Named for the adage, “You can get more bees with honey than with vinegar,” Yahoo! and Microsoft both adopted the Honey Approach by promoting the desirability of their content as a key reason to peer with them.
As one of the largest portals in the world, Yahoo! described the thousands of live webcast events, the hundreds of thousands of concurrent streams of content delivered, the gigabits-per-second of raw traffic flows, etc. as reasons why an ISP should want to receive that traffic over a peering relationship instead of through its transit relationship. Microsoft promotes its portals and the massive volume of traffic that can be delivered for free over peering sessions that would otherwise be delivered through transit providers at a substantial cost. Microsoft would deliver the content in-country for free or via expensive transit services from somewhere overseas. Since many ISPs see their network performance as a key differentiator, Yahoo! leverages this performance lure well (Figure 11-31).

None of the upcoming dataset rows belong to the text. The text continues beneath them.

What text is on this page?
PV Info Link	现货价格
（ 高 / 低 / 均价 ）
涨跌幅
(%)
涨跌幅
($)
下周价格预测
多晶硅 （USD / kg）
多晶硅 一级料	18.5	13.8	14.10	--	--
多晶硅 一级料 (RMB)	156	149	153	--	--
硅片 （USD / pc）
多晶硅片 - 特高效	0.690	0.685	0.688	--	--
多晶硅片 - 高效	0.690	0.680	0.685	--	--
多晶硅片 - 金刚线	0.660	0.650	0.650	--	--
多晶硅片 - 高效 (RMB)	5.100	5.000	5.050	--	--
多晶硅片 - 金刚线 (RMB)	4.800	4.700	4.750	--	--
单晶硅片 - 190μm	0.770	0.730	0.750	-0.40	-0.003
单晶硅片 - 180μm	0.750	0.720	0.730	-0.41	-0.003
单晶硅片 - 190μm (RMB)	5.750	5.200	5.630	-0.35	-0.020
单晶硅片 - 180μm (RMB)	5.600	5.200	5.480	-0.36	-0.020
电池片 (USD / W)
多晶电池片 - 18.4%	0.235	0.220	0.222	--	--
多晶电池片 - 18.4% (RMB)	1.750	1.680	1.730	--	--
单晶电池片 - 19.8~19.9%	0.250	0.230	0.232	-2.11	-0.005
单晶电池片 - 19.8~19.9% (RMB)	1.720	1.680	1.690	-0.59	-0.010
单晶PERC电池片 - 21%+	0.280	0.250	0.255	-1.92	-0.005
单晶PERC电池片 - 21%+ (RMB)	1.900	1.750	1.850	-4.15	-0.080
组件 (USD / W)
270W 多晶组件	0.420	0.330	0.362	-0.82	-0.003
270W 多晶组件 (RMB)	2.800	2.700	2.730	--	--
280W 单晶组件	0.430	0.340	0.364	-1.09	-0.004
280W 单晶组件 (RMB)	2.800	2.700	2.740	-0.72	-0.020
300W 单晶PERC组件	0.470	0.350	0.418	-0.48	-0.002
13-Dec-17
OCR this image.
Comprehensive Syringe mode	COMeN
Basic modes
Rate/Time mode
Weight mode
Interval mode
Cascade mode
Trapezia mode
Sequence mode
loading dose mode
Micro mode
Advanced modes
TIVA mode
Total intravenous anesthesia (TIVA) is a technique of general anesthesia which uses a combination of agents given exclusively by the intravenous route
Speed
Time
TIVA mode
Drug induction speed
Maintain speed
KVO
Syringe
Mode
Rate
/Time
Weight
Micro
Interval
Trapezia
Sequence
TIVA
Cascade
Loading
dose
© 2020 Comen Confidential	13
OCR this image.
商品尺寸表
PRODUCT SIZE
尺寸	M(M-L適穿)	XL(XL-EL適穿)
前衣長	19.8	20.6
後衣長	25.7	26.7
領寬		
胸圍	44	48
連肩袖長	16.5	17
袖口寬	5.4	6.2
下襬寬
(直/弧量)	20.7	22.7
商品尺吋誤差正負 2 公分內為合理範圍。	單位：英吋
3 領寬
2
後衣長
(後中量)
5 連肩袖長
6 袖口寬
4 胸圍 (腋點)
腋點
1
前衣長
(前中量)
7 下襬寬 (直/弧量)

Figure 11-31. Sell peering with you.
This tactic is also demonstrated when Yahoo! and others stand up during “peering personals” and discuss why people should want to peer with them. Peering personals is a mainstay of the peering forums where peering coordinators stand up and introduce themselves and their company to the room. After this self-introduction the peers can put a face to a name and have their peering discussions.
Peering personals is a place to execute the Honey Approach tactic. You want to stand up and participate because it is far easier to have others approach you than to have to seek out others to start the peering discussions.